Most medications are tested in adults. Years later—after safety and effectiveness have been proven in adults—a medication may be tested in children. In the meantime, doctors who treat children have one of two options: Not prescribing newer and potentially more effective drugs to children, or prescribing these drugs “off label,” which means differently than indicated by a regulatory agency such as the U.S. Food & Drug Administration (FDA). However, prescribing a drug off label can involve greater risk than prescribing it as indicated—and can cost more, because it might not be covered by insurance.
This is exactly what has happened with many of the newer antiepileptic drugs (AEDs), according to John M. Pellock, M.D., chairman of the Division of Child Neurology at the Medical College of Virginia at Virginia Commonwealth University in Richmond and a Fellow of the American Academy of Neurology (AAN). When prescribing a drug off label to children, Dr. Pellock tells their families the restrictions and risks involved. “I tell them that we'll have to fight with the insurance companies and monitor the children much more closely than we would if we had more information about the effect of the drug on children,” Dr. Pellock says. Still, parents are “desperate to have these medications for children,” he says.
But can these newer AEDs be made available to children safely and efficiently?
In order to help answer these questions, Dr. Pellock and his colleagues examined the results of clinical trials of AEDs in adults to see if these results could predict treatment response in children.
The authors reviewed 30 clinical trials for partial onset seizures, which start in one area of the brain (as opposed to generalized seizures, which begin in both sides of the brain at the same time). Six of the studies were in children ages 2 to 18, and 24 studies were in adults. The review included five trials for gabapentin (Neurontin), six for lamotrigine (Lamictal), 10 for levetiracetam (Keppra), two for oxcarbazepine (Trileptal), and seven for topiramate (Topamax).
The treatment response to the AEDs studied was similar for children (ages 2 to 18) and adults, the investigators found. Their review, funded by UCB Pharma, was published in Neurology, the official medical journal of the AAN, in 2012.
The review is a “major advance,” Dr. Pellock says, since the drugs studied were shown to be as effective in children as they were in adults. But it should not be interpreted to mean that “we don't have to study drugs more in kids. We need to bring both international and national experts together—including academics, industry representatives, and regulatory authorities—to decide what other kinds of studies need to be done,” he says.
Future studies will likely focus on two factors that make the treatment response of adults different from that of children: pharmacokinetics and pharmacodynamics. Pharmacokinetics is the process by which a drug is absorbed, metabolized, and eliminated by the body. It depends on the age and weight of the individual taking the drug. Pharmacodynamics refers to the biochemical and physiological effects of a drug on the body—in other words, what the drug does to the body.

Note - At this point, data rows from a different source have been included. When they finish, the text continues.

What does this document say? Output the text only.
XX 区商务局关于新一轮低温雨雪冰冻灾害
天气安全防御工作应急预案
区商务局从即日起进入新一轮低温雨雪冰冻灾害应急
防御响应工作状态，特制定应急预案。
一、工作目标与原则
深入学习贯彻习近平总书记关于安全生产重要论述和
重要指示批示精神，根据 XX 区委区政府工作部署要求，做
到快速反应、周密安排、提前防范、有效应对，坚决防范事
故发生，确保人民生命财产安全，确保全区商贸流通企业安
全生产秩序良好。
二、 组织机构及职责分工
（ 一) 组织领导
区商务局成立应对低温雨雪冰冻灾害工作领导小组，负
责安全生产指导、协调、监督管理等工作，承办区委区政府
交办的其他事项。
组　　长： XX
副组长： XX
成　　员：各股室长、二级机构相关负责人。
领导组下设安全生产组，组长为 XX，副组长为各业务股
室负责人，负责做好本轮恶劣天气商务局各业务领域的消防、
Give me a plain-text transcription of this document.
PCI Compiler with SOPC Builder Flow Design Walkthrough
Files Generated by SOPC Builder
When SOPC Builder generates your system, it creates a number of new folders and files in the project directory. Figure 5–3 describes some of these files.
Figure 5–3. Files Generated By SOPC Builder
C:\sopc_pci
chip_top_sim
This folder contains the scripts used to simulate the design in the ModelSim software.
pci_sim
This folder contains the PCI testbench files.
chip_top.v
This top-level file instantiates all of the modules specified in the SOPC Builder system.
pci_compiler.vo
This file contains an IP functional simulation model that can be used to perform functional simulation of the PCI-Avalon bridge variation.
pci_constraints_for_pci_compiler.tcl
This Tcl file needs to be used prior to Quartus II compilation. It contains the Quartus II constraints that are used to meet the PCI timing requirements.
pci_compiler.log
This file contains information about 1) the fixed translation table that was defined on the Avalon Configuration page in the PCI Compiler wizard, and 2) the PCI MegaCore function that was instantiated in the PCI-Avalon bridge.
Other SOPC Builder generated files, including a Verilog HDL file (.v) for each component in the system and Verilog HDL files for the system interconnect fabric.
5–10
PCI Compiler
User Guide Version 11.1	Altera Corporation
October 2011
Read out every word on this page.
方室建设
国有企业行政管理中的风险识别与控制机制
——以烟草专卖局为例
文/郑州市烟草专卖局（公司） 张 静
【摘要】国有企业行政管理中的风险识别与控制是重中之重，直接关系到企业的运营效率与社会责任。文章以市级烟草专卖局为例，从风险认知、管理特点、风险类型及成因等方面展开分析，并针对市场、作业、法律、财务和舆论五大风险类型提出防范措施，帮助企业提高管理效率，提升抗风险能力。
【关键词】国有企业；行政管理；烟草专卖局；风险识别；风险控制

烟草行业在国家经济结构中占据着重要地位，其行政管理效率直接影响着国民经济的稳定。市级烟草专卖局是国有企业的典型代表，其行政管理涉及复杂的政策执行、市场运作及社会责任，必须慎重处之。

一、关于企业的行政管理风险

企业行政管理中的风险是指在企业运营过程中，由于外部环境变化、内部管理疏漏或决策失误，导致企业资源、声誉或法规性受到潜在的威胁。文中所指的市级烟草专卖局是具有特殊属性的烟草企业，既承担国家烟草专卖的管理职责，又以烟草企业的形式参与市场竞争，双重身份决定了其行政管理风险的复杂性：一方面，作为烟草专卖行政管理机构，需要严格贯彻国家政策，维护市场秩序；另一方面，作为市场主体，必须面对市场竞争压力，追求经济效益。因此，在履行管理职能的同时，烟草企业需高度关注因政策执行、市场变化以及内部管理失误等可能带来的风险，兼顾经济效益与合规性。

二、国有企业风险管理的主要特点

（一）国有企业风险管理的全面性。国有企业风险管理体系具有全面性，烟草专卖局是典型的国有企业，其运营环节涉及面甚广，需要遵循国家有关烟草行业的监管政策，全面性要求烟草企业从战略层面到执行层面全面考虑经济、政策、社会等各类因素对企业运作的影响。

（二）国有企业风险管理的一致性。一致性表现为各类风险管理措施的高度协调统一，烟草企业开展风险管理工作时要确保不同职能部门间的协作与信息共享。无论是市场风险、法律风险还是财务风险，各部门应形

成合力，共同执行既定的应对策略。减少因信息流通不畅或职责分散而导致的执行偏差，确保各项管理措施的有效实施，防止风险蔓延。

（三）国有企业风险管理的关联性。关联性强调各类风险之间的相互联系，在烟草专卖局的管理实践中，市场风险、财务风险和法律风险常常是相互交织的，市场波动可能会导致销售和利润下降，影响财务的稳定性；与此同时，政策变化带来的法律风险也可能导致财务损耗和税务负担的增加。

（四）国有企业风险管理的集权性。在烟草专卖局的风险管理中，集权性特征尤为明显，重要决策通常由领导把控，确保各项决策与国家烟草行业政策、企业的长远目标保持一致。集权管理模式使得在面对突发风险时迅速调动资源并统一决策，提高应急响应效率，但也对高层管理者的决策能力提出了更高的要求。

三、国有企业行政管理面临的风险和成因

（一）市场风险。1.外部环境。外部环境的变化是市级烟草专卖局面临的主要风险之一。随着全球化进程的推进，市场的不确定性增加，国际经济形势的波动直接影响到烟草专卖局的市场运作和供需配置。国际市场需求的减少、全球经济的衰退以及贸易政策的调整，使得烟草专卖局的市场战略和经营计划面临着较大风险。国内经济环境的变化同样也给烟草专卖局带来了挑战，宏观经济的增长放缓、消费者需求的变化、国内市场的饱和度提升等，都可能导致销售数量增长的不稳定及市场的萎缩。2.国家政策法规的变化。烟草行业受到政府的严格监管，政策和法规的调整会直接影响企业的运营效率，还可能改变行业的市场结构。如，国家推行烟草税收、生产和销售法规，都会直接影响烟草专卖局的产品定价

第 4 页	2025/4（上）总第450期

“This review confirms our clinical impression that AEDs which work in adults have equal efficacy in children,” says pediatric neurologist and epileptologist Jeffrey Buchhalter, M.D., Ph.D., director of the epilepsy program at Alberta Children's Hospital in Calgary, Alberta in Canada and a Fellow of the AAN, who was not involved with the study. However, the adverse effects of AEDs in children, particularly with regard to cognition, may be different from those in adults. For example, some AEDs have been associated with lower IQ in children. As a result, he says, it is important to study and compare these in the two groups.
More research on AEDs for pediatric epilepsy is critical, according to Raj D. Sheth, M.D., chief of neurology at Nemours and professor of neurology at Mayo Clinic College of Medicine in Jacksonville, FL. “The lack of information makes it difficult for neurologists, who have to prescribe off label; difficult for the insurance companies, who often restrict medications if they're not clearly FDA approved; and very difficult for pediatric patients, because they are denied use of medications that older people are able to take.”
What Dr. Pellock and colleagues have done with their comprehensive review is hopefully removed one of the blocks—“we no longer need a double-blind placebo-controlled study for efficacy, and the ethical problem of doing those kinds of studies is removed, we hope,” he says.
“If regulatory authorities—both in the United States (the FDA) and in Europe (the European Medicines Agency)—were to accept our approach of extrapolating the treatment response of adults to the treatment response of children, then we could move on to safety and pharmacologic studies,” Dr. Pellock says. The goal would be to establish an FDA indication for the already approved drugs in children.
The speed at which new drugs could become available to children would then improve, as would the comfort level of the physician prescribers and insurance providers. In addition, Dr. Pellock says, caregivers would have the ability to read about the medications and their data specifically in children. Most importantly, he says, “kids could get the good medicines that they need.”
If your child has epilepsy that is not controlled on typical medications, you should first seek out a center that treats pediatric epilepsy. Many times, Dr. Pellock notes, those centers will have a study looking at new AEDs in which your child can be enrolled and very carefully followed. “Enrolling in studies is one way to help change our policies surrounding pediatric prescription and study practices, among other things,” he says.